Sketch of derivation of MB distribution for gas of centrally interacting particles
Consider a gas consisting of a large number $n$ of classical point particles, distinguishable but otherwise identical, interacting with one another through central forces (say, each particle is bound to every other particle by an ideal spring):
$$ H = \frac1{2m}\sum_i p_i^2 + \sum_{i,j} V(|\mathbf q_i-\mathbf q_j|) $$
First note that the complete dynamical (micro)state of the gas is specified by the coordinates $x_i, y_i, z_i$ and momenta $p_{xi}, p_{yi}, p_{zi}$ of the particles. Or, the phase space of the gas is a product of $n$ single-particle phase spaces. This parallels Tolman's development; we have this footnote p. 71:
This implies that we can regard the coordinatos and momenta of the molecules themselves as giving a sufficiently precise specification of the intermolecular fiold, and can neglect tho circumstance that, in general, a knowledge of additional variables would really be neeessary to give an exact spocification to tho complieated electromagnetic ffeld existing betweon tho molecules. This approximation is valid when tho velocities of the electric charges involved are small compared with that of light.

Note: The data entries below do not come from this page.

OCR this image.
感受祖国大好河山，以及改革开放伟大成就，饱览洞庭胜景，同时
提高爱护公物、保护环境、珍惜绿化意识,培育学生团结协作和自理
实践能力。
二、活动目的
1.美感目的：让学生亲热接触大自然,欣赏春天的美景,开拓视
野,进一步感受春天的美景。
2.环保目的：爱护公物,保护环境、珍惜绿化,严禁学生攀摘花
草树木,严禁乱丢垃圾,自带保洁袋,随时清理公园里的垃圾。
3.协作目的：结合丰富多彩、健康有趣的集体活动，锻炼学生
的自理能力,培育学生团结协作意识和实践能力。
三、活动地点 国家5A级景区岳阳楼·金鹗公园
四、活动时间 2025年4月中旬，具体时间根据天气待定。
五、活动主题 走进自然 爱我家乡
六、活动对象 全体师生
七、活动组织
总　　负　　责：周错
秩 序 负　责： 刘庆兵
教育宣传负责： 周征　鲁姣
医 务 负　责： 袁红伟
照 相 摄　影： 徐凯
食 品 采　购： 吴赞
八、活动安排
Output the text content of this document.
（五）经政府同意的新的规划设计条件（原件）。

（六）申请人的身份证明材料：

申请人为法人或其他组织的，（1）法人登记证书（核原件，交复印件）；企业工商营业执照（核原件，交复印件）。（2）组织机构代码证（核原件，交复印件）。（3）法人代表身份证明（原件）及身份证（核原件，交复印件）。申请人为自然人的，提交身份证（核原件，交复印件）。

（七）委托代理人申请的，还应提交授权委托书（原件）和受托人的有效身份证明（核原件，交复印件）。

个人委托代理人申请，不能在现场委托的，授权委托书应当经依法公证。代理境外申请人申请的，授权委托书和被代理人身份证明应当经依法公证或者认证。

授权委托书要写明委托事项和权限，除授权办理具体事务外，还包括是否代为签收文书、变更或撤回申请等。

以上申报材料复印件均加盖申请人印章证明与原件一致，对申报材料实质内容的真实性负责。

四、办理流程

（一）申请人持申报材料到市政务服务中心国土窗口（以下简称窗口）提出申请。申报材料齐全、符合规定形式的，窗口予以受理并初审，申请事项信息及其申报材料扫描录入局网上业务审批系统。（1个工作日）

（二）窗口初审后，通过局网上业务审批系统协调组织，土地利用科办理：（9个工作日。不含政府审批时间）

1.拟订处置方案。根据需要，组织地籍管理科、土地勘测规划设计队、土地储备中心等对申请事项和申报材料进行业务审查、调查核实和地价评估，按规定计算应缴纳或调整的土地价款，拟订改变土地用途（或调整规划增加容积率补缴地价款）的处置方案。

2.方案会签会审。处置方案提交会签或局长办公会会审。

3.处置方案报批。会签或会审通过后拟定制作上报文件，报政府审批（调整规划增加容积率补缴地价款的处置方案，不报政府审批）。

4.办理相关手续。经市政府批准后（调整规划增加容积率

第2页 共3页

Anyway, suppose now that the only thing we know about the gas is that its total energy is $E$. By the principle of equal a priori probabilities of statistical mechanics, it is equally likely to be in any one of the dynamical microstates compatible with this constraint on the energy.
This is the microcanonical distribution $\rho$. Notice that since the particles are interacting, the dynamical microstate of the system is changing over time as particles exchange energy. However, from the canonical equations of motion we have Liouville's theorem. And so $\rho$, which depends only on $E$, a constant of the motion, is constant over time. This means that the system is appropriately represented by the microcanonical ensemble every instant in time.
And so we may apply the usual argument. "What is the probability $n_i/n$ that a given gas particle is in the (single-particle) state $i$?" (we have partitioned the phase space of the particles into discrete units etc…). With the usual argument we arrive at
$$ n_i \propto \exp(-\beta E_i) $$
where $E_i$ is the energy of the $i$th state.
So, is that right?
This answer and some of its comments seem to agree roughly with this (MB distribution works for interacting classical particles) (though it's unclear exactly what the restrictions on the interaction should be), but they don't go too deep on the subject.
As far as I know, the Boltzmann distribution is valid even for interacting gases, provided the particle interaction is short-range
It seems that within classical statistical mechanics the velocity distribution in thermal equilibrium is always the Maxwell-Boltzmann distribution, no matter what the interactions are (as long as they don't depend on the velocities).
Given how much I see it stated that MB only works for non-interacting particles, I would like more details on the matter. Who's wrong? Where did this idea that it had to be non-interacting come from?